# Non slip bunny ramp??



## hippie (Jul 12, 2011)

Hi!

I am new to the site and recently got a little netherland dwarf named Hubbell. He seems to be having trouble going up and down the ramp in his hutch-I'm not sure if it's because he's so little that he thinks he will fall or because he is having trouble gripping the floor of the ramp. Does anyone have any suggestions as to how to make his ramp non slip? Would rubber work? Any help would be very appreciated!

Thanks!


----------



## Dulmit (Jul 12, 2011)

I would add a bit of carpet. I used a foot wiping mat for some traction on one of my bunny ramps.


----------



## SOOOSKA (Jul 12, 2011)

In Daisy Mae's old cage she had a ramp. I covered it with cheap carpet. It worked well.

Susan


----------



## gmas rabbit (Jul 12, 2011)

Cheap carpet really works well. Carpet shops usually throw pieces in the garbage.


----------



## MaryAnne (Jul 12, 2011)

I use a cookie cooling rack for Jez's ramp. It has small square openings. 

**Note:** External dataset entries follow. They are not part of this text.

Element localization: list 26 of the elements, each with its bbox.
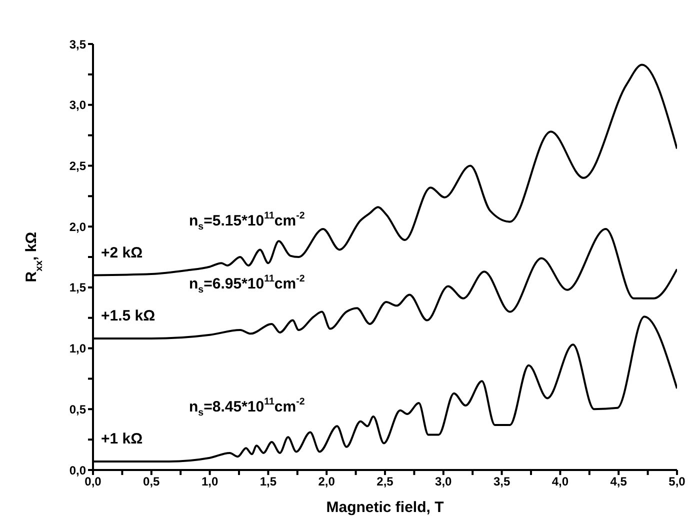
y-tick-label: 2,0 [69, 220, 86, 234]
y-tick-label: 3,0 [69, 98, 86, 112]
x-tick-label: 1,0 [201, 474, 218, 489]
y-tick-label: 1,0 [69, 342, 86, 356]
x-tick-label: 0,5 [143, 474, 160, 489]
x-tick-label: 3,5 [493, 474, 510, 489]
y-tick-label: 3,5 [69, 37, 86, 52]
x-tick-label: 1,5 [260, 474, 277, 489]
annotation: n$_{s}$=6.95*10$^{11}$cm$^{-2}$ [189, 274, 306, 296]
x-tick-label: 2,5 [376, 474, 394, 489]
annotation: n$_{s}$=8.45*10$^{11}$cm$^{-2}$ [189, 396, 306, 419]
y-tick-label: 0,0 [69, 463, 86, 478]
annotation: +2 kΩ [101, 244, 143, 262]
x-tick-label: 5,0 [668, 474, 686, 489]
x-tick-label: 3,0 [435, 474, 452, 489]
y-tick-label: 0,5 [69, 402, 86, 416]
annotation: +1 kΩ [101, 430, 143, 448]
x-tick-label: 0,0 [84, 474, 102, 489]
y-tick-label: 1,5 [69, 280, 86, 295]
x-tick-label: 4,5 [610, 474, 628, 489]
y-tick-label: 2,5 [69, 158, 86, 173]
x-axis-title: Magnetic field, T [326, 499, 444, 516]
x-tick-label: 4,0 [552, 474, 569, 489]
x-tick-label: 2,0 [318, 474, 336, 489]
annotation: n$_{s}$=5.15*10$^{11}$cm$^{-2}$ [189, 210, 306, 232]
annotation: +1.5 kΩ [101, 308, 156, 325]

No, I don't use it for cookies anymore.:biggrin:


It looks something like this:


----------



## LittleEskimo (Jul 24, 2011)

I would use either a piece of carpet stapled onto the wood ramp, old towel, or maybe even wrap a thick straw rope around it (like a cat scratching post) 
Make sure its safe for them to take a nibble on if they decide too


----------